At age 67, Chou experienced a life-threatening stroke, and after intensive physiotherapy, she moved to Brisbane, Australia, from Hong Kong to be closer to her son. This experience led her to have a more melancholy approach to her art in this decade as Chou depicted images of rebirth on blackened backgrounds. In the following years she studied Buddhism and got interested in Aboriginal painting. The paintings were dark " I am not afraid of using black as some people are. ...In fact black is part of me the person". In the early 21st century her work became lighter and clearer with contrasting colors. She died in Brisbane, aged 87.
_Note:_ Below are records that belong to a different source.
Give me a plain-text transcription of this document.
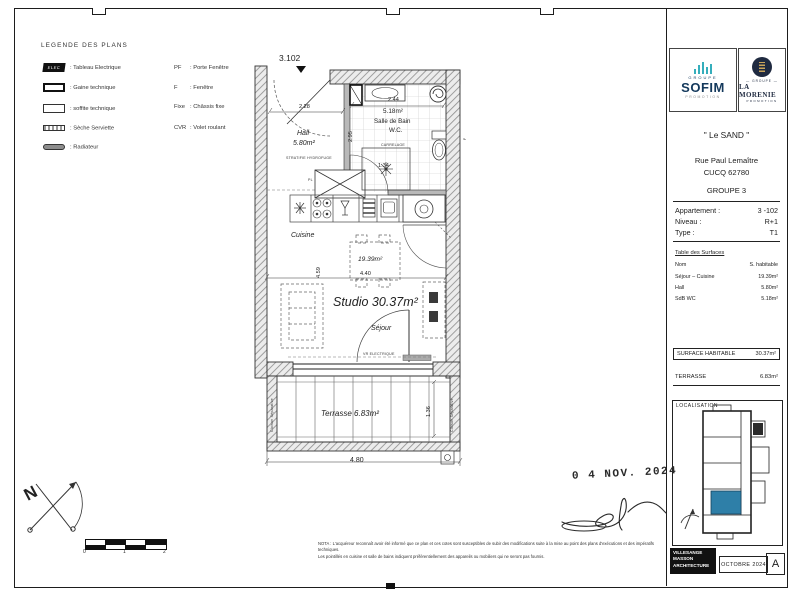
LEGENDE DES PLANS
ELEC : Tableau Electrique
: Gaine technique
: soffite technique
: Sèche Serviette
: Radiateur
PF : Porte Fenêtre
F : Fenêtre
Fixe : Châssis fixe
CVR : Volet roulant
3.102
Hall
5.80m²
STRATIFIE HYDROFUGE
2.28
2.95
2.44
5.18m²
Salle de Bain
W.C.
CARRELAGE
1.34
PL
F
Cuisine
19.39m²
4.40
4.59
Studio 30.37m²
Séjour
VR ELECTRIQUE
Terrasse 6.83m²
Cloison Séparative	Cloison Séparative
1.36
4.80
GROUPE
SOFIM
PROMOTION
— GROUPE —
LA MORENIE
PROMOTION
" Le SAND "
Rue Paul Lemaître
CUCQ 62780
GROUPE 3
Appartement :	3 -102
Niveau :	R+1
Type :	T1
Table des Surfaces
Nom	S. habitable
Séjour – Cuisine	19.39m²
Hall	5.80m²
SdB WC	5.18m²
SURFACE HABITABLE	30.37m²
TERRASSE	6.83m²
LOCALISATION
VILLESANGE
MASSON
ARCHITECTURE	OCTOBRE 2024 A
N
0	1	2
NOTA : L'acquéreur reconnaît avoir été informé que ce plan et ces cotes sont susceptibles de subir des modifications suite à la mise au point des plans d'exécutions et des impératifs techniques.
Les pointillés en cuisine et salle de bains indiquent préférentiellement des appareils ou mobiliers qui ne seront pas fournis.
0 4 NOV. 2024
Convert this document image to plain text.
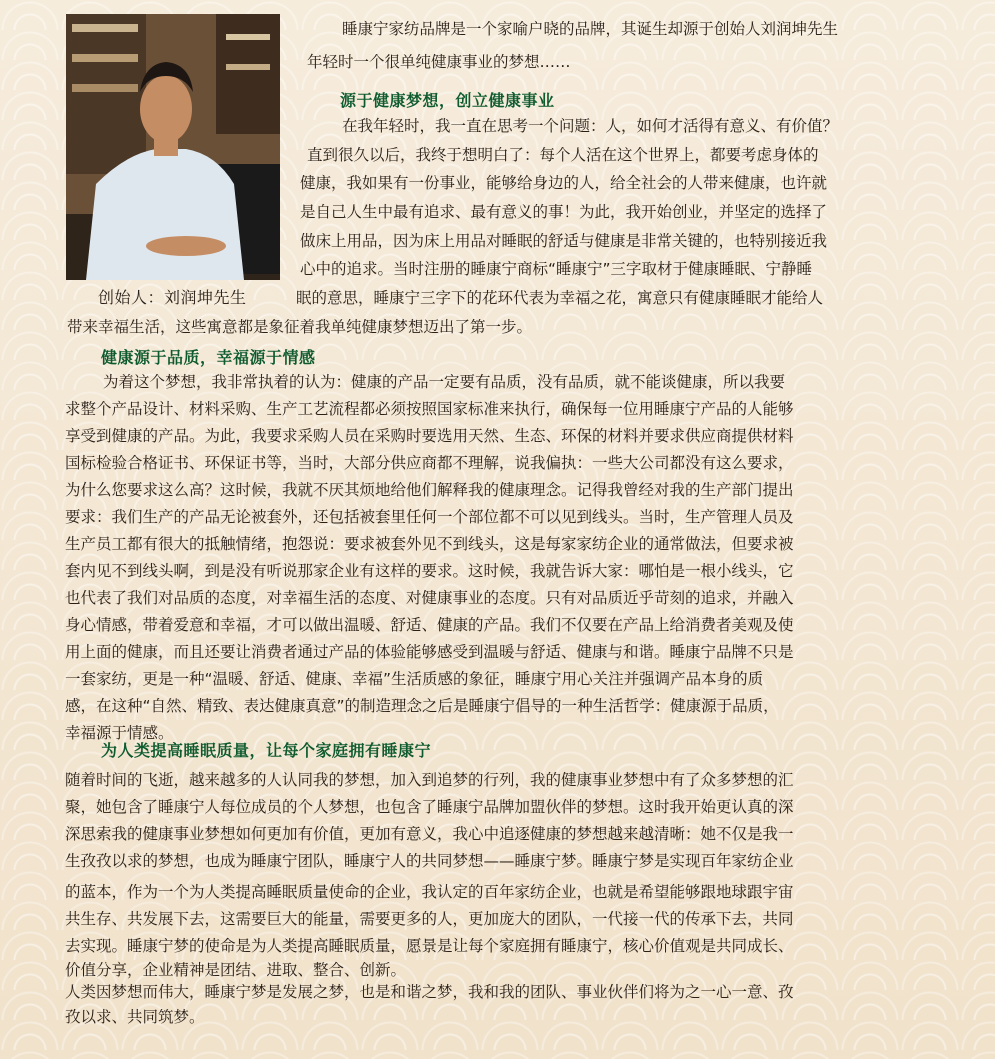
创始人：刘润坤先生
睡康宁家纺品牌是一个家喻户晓的品牌，其诞生却源于创始人刘润坤先生
年轻时一个很单纯健康事业的梦想……
源于健康梦想，创立健康事业
在我年轻时，我一直在思考一个问题：人，如何才活得有意义、有价值？
直到很久以后，我终于想明白了：每个人活在这个世界上，都要考虑身体的
健康，我如果有一份事业，能够给身边的人，给全社会的人带来健康，也许就
是自己人生中最有追求、最有意义的事！为此，我开始创业，并坚定的选择了
做床上用品，因为床上用品对睡眠的舒适与健康是非常关键的，也特别接近我
心中的追求。当时注册的睡康宁商标“睡康宁”三字取材于健康睡眠、宁静睡
眠的意思，睡康宁三字下的花环代表为幸福之花，寓意只有健康睡眠才能给人
带来幸福生活，这些寓意都是象征着我单纯健康梦想迈出了第一步。
健康源于品质，幸福源于情感
为着这个梦想，我非常执着的认为：健康的产品一定要有品质，没有品质，就不能谈健康，所以我要
求整个产品设计、材料采购、生产工艺流程都必须按照国家标准来执行，确保每一位用睡康宁产品的人能够
享受到健康的产品。为此，我要求采购人员在采购时要选用天然、生态、环保的材料并要求供应商提供材料
国标检验合格证书、环保证书等，当时，大部分供应商都不理解，说我偏执：一些大公司都没有这么要求，
为什么您要求这么高？这时候，我就不厌其烦地给他们解释我的健康理念。记得我曾经对我的生产部门提出
要求：我们生产的产品无论被套外，还包括被套里任何一个部位都不可以见到线头。当时，生产管理人员及
生产员工都有很大的抵触情绪，抱怨说：要求被套外见不到线头，这是每家家纺企业的通常做法，但要求被
套内见不到线头啊，到是没有听说那家企业有这样的要求。这时候，我就告诉大家：哪怕是一根小线头，它
也代表了我们对品质的态度，对幸福生活的态度、对健康事业的态度。只有对品质近乎苛刻的追求，并融入
身心情感，带着爱意和幸福，才可以做出温暖、舒适、健康的产品。我们不仅要在产品上给消费者美观及使
用上面的健康，而且还要让消费者通过产品的体验能够感受到温暖与舒适、健康与和谐。睡康宁品牌不只是
一套家纺，更是一种“温暖、舒适、健康、幸福”生活质感的象征，睡康宁用心关注并强调产品本身的质
感，在这种“自然、精致、表达健康真意”的制造理念之后是睡康宁倡导的一种生活哲学：健康源于品质，
幸福源于情感。
为人类提高睡眠质量，让每个家庭拥有睡康宁
随着时间的飞逝，越来越多的人认同我的梦想，加入到追梦的行列，我的健康事业梦想中有了众多梦想的汇
聚，她包含了睡康宁人每位成员的个人梦想，也包含了睡康宁品牌加盟伙伴的梦想。这时我开始更认真的深
深思索我的健康事业梦想如何更加有价值，更加有意义，我心中追逐健康的梦想越来越清晰：她不仅是我一
生孜孜以求的梦想，也成为睡康宁团队，睡康宁人的共同梦想——睡康宁梦。睡康宁梦是实现百年家纺企业
的蓝本，作为一个为人类提高睡眠质量使命的企业，我认定的百年家纺企业，也就是希望能够跟地球跟宇宙
共生存、共发展下去，这需要巨大的能量，需要更多的人，更加庞大的团队，一代接一代的传承下去，共同
去实现。睡康宁梦的使命是为人类提高睡眠质量，愿景是让每个家庭拥有睡康宁，核心价值观是共同成长、
价值分享，企业精神是团结、进取、整合、创新。
人类因梦想而伟大，睡康宁梦是发展之梦，也是和谐之梦，我和我的团队、事业伙伴们将为之一心一意、孜
孜以求、共同筑梦。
Chou's work was included in the 2021 exhibition Women in Abstraction at the Centre Pompidou.

== Collections ==
Chou's work is in the collections of the British Museum, the Boston Museum of Fine Arts, the Cleveland Museum of Art, the Queensland Art Gallery, and M+.

== Publications ==
- Chinese Painting by Irene Chou (綠雲畫藝), Catalogue, Fung Ping Shan Museum, University of Hong Kong, Hong Kong (香港): Fung Ping Shan Museum, University of Hong Kong, 1986.
- Paintings by Irene Chou (周綠雲畫展), Catalogue, Hanart 2 Gallery, Hong Kong (香港): Hanart 2 Gallery (漢雅軒), 1989.
- Irene Chou & Hon Chi-Fun Recent Paintings (周綠雲韓志勳近作), Hong Kong (香港): The Hong Kong Land Property Company Ltd. (香港置地物業有限公司), 1991.
- Catherine Maudsley (Ed.): Collectors' Choice: The Cosmic Vision of Zhou Luyun (周綠雲：玄黃天地，繽紛世界), Catalogue Cat Street Galleries, Hong Kong (香港): Casey Company Limited (啟時有限公司), 1995.
- The Universe Lies Within: Paintings by Irene Chou (宇宙是吾心 - 周綠雲的藝術), Catalogue The Rotunda, Hong Kong (香港): The Hong Kong Land Property Company Ltd. (香港置地物業有限公司), 1998.
- The Universe is My Mind - Irene Chou (宇宙便是吾心 - 周綠雲), Hong Kong (香港): Hanart TZ Gallery (漢雅軒), 2000.
- Grace Cheng, Margaret Kwokfan Yeung, Kwanlap Chan, Chunyi Lee (Eds.): The Universe is My Heart, My Heart is The Universe: The Art of Irene Chou (宇宙即吾心，吾心即宇宙：周綠雲作品集), Catalogue Hong Kong Arts Centre, Hong Kong (香港): Hong Kong Arts Centre (香港藝術中心), 2003.
- Henry Auyeung (Ed.): From Representation to Revelation: The Transitional Works (1950-1990) of Irene Chou (周綠雲), Catalogue Grotto Fine Art, Hong Kong (香港): Grotto Fine Art (嘉圖藝術有限公司), 2004.
- Tina Yeewan Pang (Ed.): Universe of the Mind: Zhou Luyun (Irene Chou) a retrospective exhibition (游彩人生：周綠雲繪畫回顧展), Catalogue University Museum and Art Gallery, The University of Hong Kong, Hong Kong (香港): University Museum and Art Gallery, The University of Hong Kong (香港大學美術博物館), 2006.
- The Universe is My Heart, My Heart is the Universe. Catalogue, Hong Kong Art Center, February 2003. ISBN 978-962-7630-45-6.
- Universe of the Mind, Zhou Luyun (Irene Chou) a retrospective exhibition. The University of Hong Kong. March 2006. ISBN 978-962-8038-47-3.